12. Die Erbenhaftung — Umkehrung des Systems
Bisher
Der Erbe haftete unbeschränkt, auch mit dem Eigenvermögen (alte ΑΚ 1901). Schutz bot nur die fristgebundene Annahme unter dem Vorbehalt der Inventarerrichtung (ευεργέτημα της απογραφής, alte ΑΚ 1902–1912) — ein Institut, das in der Praxis viele Erben aus Unkenntnis versäumten und dessen Rechtswohltat bei formalen Fehlern verloren ging. Die Folge waren massenhafte Ausschlagungen über alle Erbordnungen hinweg, verstärkt durch die Wirtschaftskrise nach 2010.
Neu
ΑΚ 1892 kehrt das Regel-Ausnahme-Verhältnis um:
Der Erbe haftet für die Nachlassverbindlichkeiten nicht mit seinem Eigenvermögen, es sei denn, er erklärt gegenüber dem Urkundsbeamten des Nachlassgerichts, dass er den Nachlass verwalten und frei über ihn verfügen werde, oder es liegt einer der Fälle des ΑΚ 1895 vor.

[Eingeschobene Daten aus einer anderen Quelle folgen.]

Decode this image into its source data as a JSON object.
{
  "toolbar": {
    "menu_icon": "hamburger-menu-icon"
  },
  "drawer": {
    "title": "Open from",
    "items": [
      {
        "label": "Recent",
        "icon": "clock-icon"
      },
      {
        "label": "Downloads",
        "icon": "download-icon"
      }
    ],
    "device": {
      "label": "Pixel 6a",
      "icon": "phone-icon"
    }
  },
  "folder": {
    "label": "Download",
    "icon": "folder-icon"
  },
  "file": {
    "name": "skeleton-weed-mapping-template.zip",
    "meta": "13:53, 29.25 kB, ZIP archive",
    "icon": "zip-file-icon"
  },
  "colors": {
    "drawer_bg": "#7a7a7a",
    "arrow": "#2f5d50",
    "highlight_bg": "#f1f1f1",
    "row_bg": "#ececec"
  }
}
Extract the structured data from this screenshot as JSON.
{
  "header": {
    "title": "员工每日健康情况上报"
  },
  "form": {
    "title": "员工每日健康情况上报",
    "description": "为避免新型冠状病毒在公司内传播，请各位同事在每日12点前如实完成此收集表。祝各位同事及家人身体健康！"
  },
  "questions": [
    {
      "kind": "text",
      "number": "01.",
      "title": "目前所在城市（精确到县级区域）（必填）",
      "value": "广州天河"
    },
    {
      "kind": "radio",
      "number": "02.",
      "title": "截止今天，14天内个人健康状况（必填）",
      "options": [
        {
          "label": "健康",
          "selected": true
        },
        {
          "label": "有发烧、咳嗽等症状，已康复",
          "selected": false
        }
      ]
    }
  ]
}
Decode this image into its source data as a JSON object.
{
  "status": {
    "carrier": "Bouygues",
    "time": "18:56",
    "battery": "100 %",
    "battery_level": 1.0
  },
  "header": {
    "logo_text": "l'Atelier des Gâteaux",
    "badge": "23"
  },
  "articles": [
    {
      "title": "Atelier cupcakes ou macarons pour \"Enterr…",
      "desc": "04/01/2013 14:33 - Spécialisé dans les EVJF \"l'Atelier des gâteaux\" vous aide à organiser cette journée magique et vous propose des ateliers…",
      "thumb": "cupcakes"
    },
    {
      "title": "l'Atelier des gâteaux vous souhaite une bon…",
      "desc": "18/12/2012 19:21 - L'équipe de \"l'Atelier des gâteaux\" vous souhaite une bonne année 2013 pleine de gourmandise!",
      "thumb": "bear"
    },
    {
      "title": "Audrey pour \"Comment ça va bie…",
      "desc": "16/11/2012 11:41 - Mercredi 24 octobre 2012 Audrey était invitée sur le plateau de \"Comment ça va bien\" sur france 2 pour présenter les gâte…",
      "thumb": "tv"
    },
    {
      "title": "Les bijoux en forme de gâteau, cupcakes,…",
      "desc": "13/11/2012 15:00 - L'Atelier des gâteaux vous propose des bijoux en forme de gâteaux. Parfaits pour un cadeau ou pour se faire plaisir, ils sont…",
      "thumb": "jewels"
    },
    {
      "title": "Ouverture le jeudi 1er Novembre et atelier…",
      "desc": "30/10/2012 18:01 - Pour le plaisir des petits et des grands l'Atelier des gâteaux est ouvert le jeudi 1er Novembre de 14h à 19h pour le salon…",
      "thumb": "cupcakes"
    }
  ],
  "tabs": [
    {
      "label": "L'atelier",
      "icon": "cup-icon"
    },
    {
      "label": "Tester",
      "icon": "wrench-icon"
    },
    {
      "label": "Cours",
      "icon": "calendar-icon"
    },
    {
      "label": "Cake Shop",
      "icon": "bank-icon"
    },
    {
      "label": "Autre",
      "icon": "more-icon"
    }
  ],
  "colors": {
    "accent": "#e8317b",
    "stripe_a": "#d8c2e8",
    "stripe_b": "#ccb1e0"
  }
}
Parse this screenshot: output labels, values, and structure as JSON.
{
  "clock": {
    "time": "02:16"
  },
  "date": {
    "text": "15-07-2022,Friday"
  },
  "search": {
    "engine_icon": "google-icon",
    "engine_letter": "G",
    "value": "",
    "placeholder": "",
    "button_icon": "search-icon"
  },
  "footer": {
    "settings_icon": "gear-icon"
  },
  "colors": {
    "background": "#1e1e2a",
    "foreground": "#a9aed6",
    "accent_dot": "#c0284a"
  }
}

Die Haftungsbeschränkung tritt also von Gesetzes wegen und ohne Frist ein. Wer freie Verfügungsmacht will — etwa weil er über kein nennenswertes Eigenvermögen verfügt —, erklärt dies und haftet dann unbeschränkt. Das Institut der Annahme unter Inventarvorbehalt entfällt vollständig.
Verschärfung der Haftung (ΑΚ 1895): Vor der Anordnung der Abwicklung darf der beschränkt haftende Erbe nicht ohne Genehmigung des Gerichts über Nachlassgegenstände verfügen; die Genehmigung setzt einen wichtigen Grund voraus, der Leben oder Gesundheit des Erben oder seiner nächsten Angehörigen betrifft. Er darf jedoch die Nutzungen ziehen und Nachlasskapital zur Gläubigerbefriedigung oder Erhaltung einsetzen. Verfügt er ohne Genehmigung, haftet er unbeschränkt, und die Verfügung ist zugunsten der Gläubiger relativ nichtig — auch gegenüber gutgläubigen Dritten. Unbeschränkt haftet er ferner bei schuldhafter Wertminderung und bei Verstoß gegen die Rangfolge (Nachlassgläubiger und Pflichtteilsberechtigte vor Vermächtnissen, Auflagen und Schenkungen von Todes wegen).
Die Vermögenstrennung tritt allerdings erst mit der Veröffentlichung der Abwicklungsanordnung ein (ΑΚ 1894 Satz 1). Unabhängig davon ist bereits ab dem Erbfall jede Eintragung einer Hypothek oder Sicherungshypothek an Nachlassgrundstücken zugunsten des Erben oder seiner Gläubiger untersagt (Satz 2). Der Wissenschaftliche Dienst hat darauf hingewiesen, dass in der Zwischenzeit Nachlass und Eigenvermögen eine Einheit bilden und der Nachlass damit auch den Eigengläubigern des Erben haftet — zulasten der Nachlassgläubiger.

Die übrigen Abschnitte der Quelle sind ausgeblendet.